As might be expected, brain size tends to increase with body size (measured by weight, which is roughly equivalent to volume). The relationship is not a strict proportionality, though: averaging across all orders of mammals, it follows a power law, with an exponent of about 0.75. There are good reasons for expecting a power law: for example, the body-size-to-body-length relationship follows a power law with an exponent of 0.33, and the body-size-to-surface-area relationship a power law with an exponent of 0.67. The explanation for an exponent of 0.75 is not obvious—however it is worth noting that several physiological variables appear to be related to body size by approximately the same exponent, for example, the basal metabolic rate. This power law formula applies to the "average" brain of mammals taken as a whole, but each family (cats, rodents, primates, etc) departs from it to some degree, in a way that generally reflects the overall "sophistication" of behavior. Primates, for a given body size, have brains 5 to 10 times as large as the formula predicts. Predators tend to have relatively larger brains than the animals they prey on; placental mammals (the great majority) have relatively larger brains than marsupials such as the opossum.
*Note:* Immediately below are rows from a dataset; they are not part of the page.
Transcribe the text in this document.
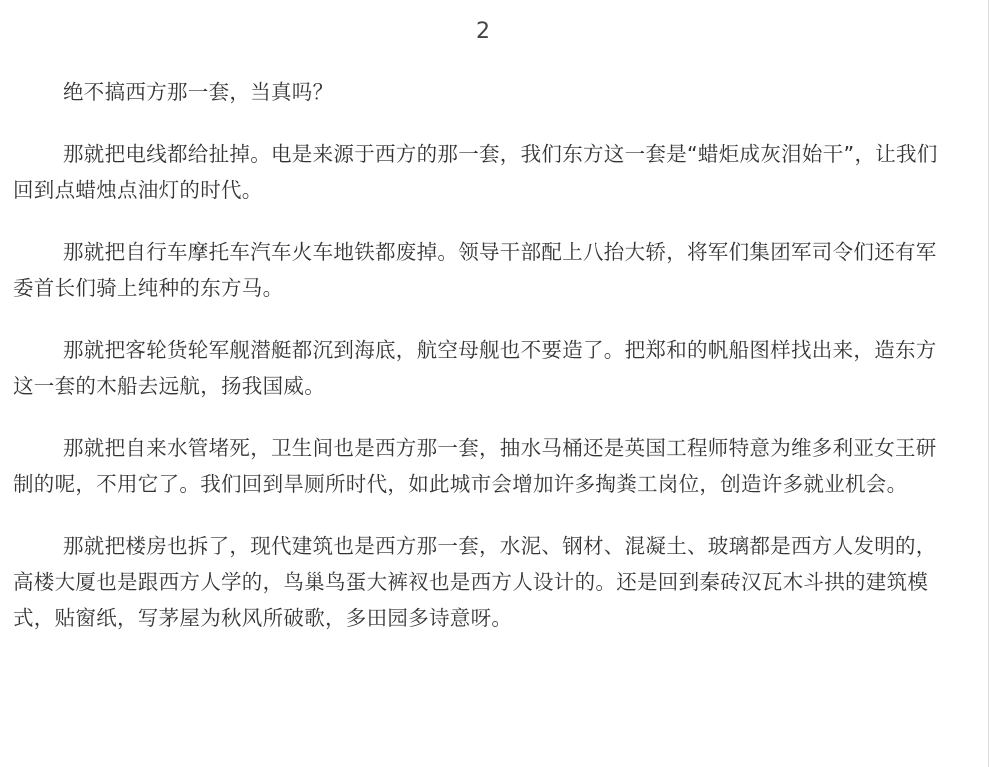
2

绝不搞西方那一套，当真吗？

那就把电线都给扯掉。电是来源于西方的那一套，我们东方这一套是“蜡炬成灰泪始干”，让我们回到点蜡烛点油灯的时代。

那就把自行车摩托车汽车火车地铁都废掉。领导干部配上八抬大轿，将军们集团军司令们还有军委首长们骑上纯种的东方马。

那就把客轮货轮军舰潜艇都沉到海底，航空母舰也不要造了。把郑和的帆船图样找出来，造东方这一套的木船去远航，扬我国威。

那就把自来水管堵死，卫生间也是西方那一套，抽水马桶还是英国工程师特意为维多利亚女王研制的呢，不用它了。我们回到旱厕所时代，如此城市会增加许多掏粪工岗位，创造许多就业机会。

那就把楼房也拆了，现代建筑也是西方那一套，水泥、钢材、混凝土、玻璃都是西方人发明的，高楼大厦也是跟西方人学的，鸟巢鸟蛋大裤衩也是西方人设计的。还是回到秦砖汉瓦木斗拱的建筑模式，贴窗纸，写茅屋为秋风所破歌，多田园多诗意呀。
When the mammalian brain increases in size, not all parts increase at the same rate. In particular, the larger the brain of a species, the greater the fraction taken up by the cortex. Thus, in the species with the largest brains, most of their volume is filled with cortex: this applies not only to humans, but also to animals such as dolphins, whales, or elephants.
The evolution of homo sapiens over the past two million years has been marked by a steady increase in brain size, but much of it can be accounted for by corresponding increases in body size. There are, however, many departures from the trend that are difficult to explain in a systematic way: in particular, the appearance of modern man about 100,000 years ago was marked by a decrease in body size at the same time as an increase in brain size. Even so, it is notorious that Neanderthals, which went extinct about 40,000 years ago, had larger brains than modern homo sapiens.
Not all investigators are happy with the amount of attention that has been paid to brain size. Roth and Dicke, for example, have argued that factors other than size are more highly correlated with intelligence, such as the number of cortical neurons and the speed of their connections. Moreover they point out that intelligence depends not just on the amount of brain tissue, but on the details of how it is structured.